The 2024 deal market is likely to witness an increase in activity following the challenges of 2023. The rate of inflation has slowed down and could even be on the verge of declining and interest rates have stabilized (though they are unlikely to be back to pre-pandemic levels), private credit is becoming available for a variety of deals and traditional equity markets have recovered lost ground, with record-breaking highs.
However, a range of things will continue to hamper deal-making. The slowdown in M&A is largely due to capital limitations. The economic environment has changed because of rising interest rates, making it less appealing to invest in growth through acquisitions or new investment.

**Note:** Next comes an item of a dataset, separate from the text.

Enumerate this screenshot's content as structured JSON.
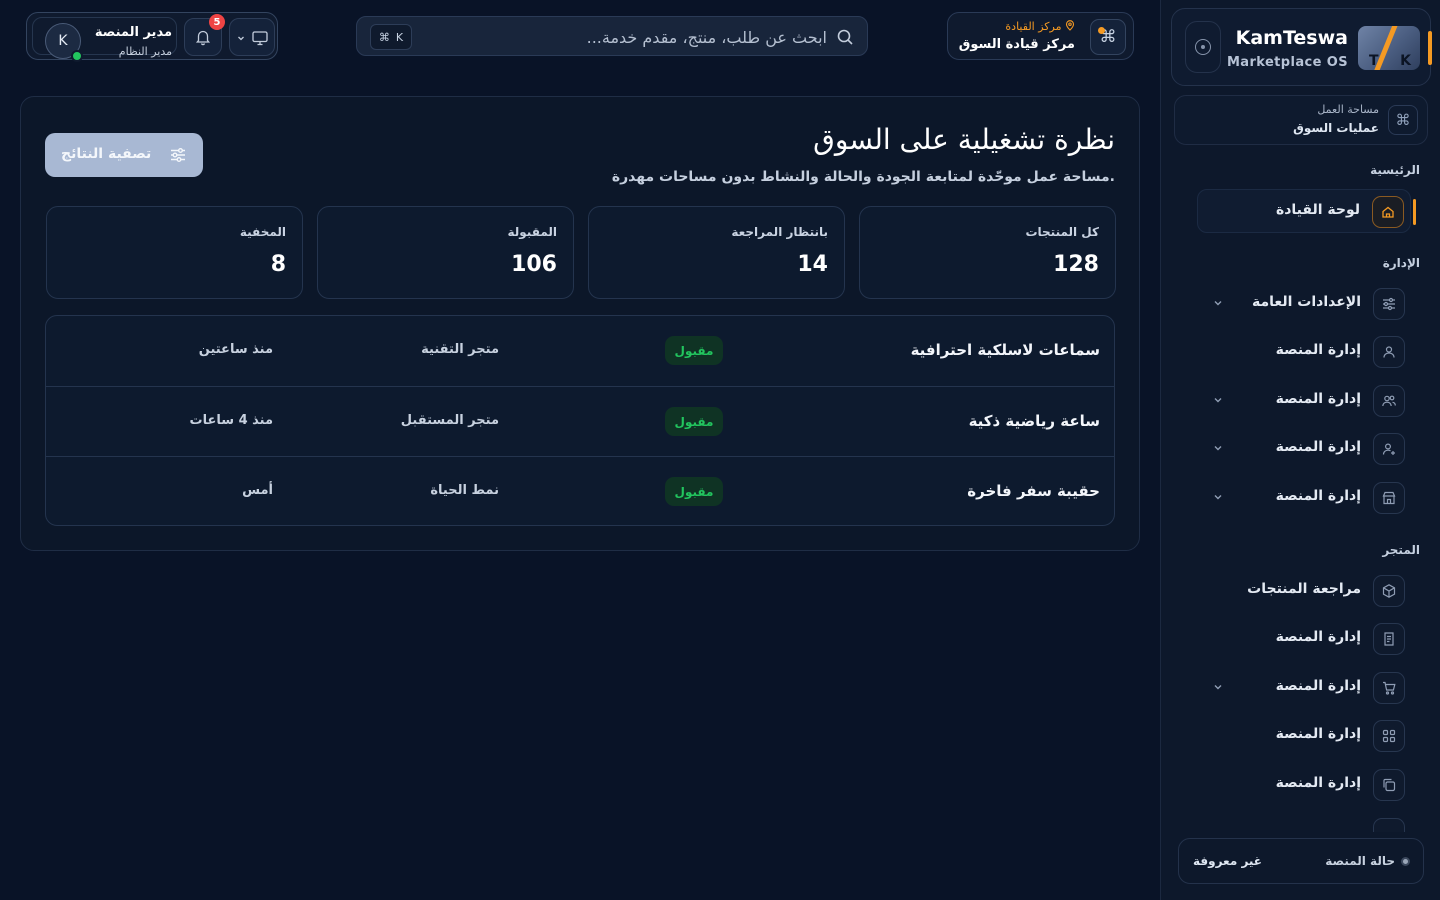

This is especially applicable to the US that accounts for a substantial portion of global deal valuations as well as two-thirds of the top hundred deals of 2021 involving either the US company or an individual target.

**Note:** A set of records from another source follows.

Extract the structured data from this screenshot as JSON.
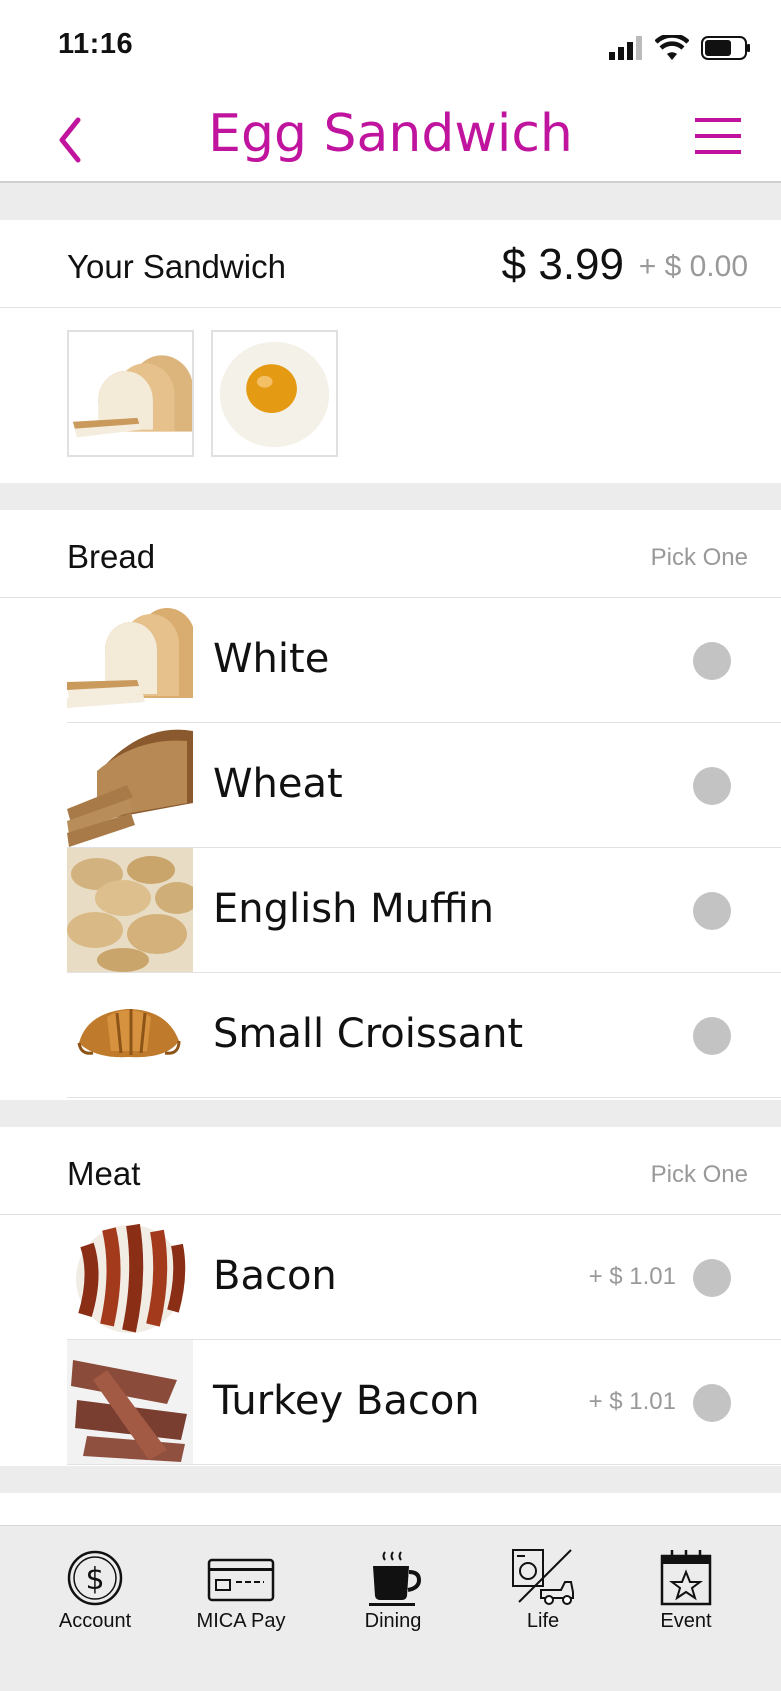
{
  "status_bar": {
    "time": "11:16"
  },
  "nav": {
    "title": "Egg Sandwich"
  },
  "summary": {
    "label": "Your Sandwich",
    "price": "$ 3.99",
    "extra": "+ $ 0.00",
    "thumbnails": [
      "white-bread",
      "fried-egg"
    ]
  },
  "bread": {
    "label": "Bread",
    "pick": "Pick One",
    "options": [
      {
        "name": "White",
        "image": "white-bread"
      },
      {
        "name": "Wheat",
        "image": "wheat-bread"
      },
      {
        "name": "English Muffin",
        "image": "english-muffin"
      },
      {
        "name": "Small Croissant",
        "image": "croissant"
      }
    ]
  },
  "meat": {
    "label": "Meat",
    "pick": "Pick One",
    "options": [
      {
        "name": "Bacon",
        "surcharge": "+ $ 1.01",
        "image": "bacon"
      },
      {
        "name": "Turkey Bacon",
        "surcharge": "+ $ 1.01",
        "image": "turkey-bacon"
      }
    ]
  },
  "tabs": [
    {
      "label": "Account",
      "icon": "dollar-circle-icon"
    },
    {
      "label": "MICA Pay",
      "icon": "credit-card-icon"
    },
    {
      "label": "Dining",
      "icon": "coffee-cup-icon"
    },
    {
      "label": "Life",
      "icon": "laundry-truck-icon"
    },
    {
      "label": "Event",
      "icon": "calendar-star-icon"
    }
  ],
  "colors": {
    "accent": "#c0149e",
    "muted": "#999999",
    "radio": "#c3c3c3"
  }
}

The second reason is that increased regulatory scrutiny is limiting M&A. Antitrust, national security and other issues are increasing the scrutiny of larger deals, and limit consolidation opportunities. The trend is expected to continue through 2024.
Third, the main focus of generative AI (GIA) will drive more M&A to develop capabilities. M&A will be used by companies who do not have the resources or time to develop GIA capabilities internally. The environmental governance, social, and governance (ESG) agenda is continuing to gain traction with CEOs. They are increasingly looking to increase the effectiveness of ESG initiatives by acquiring companies which will assist them in achieving their earnings, growth and valuation goals.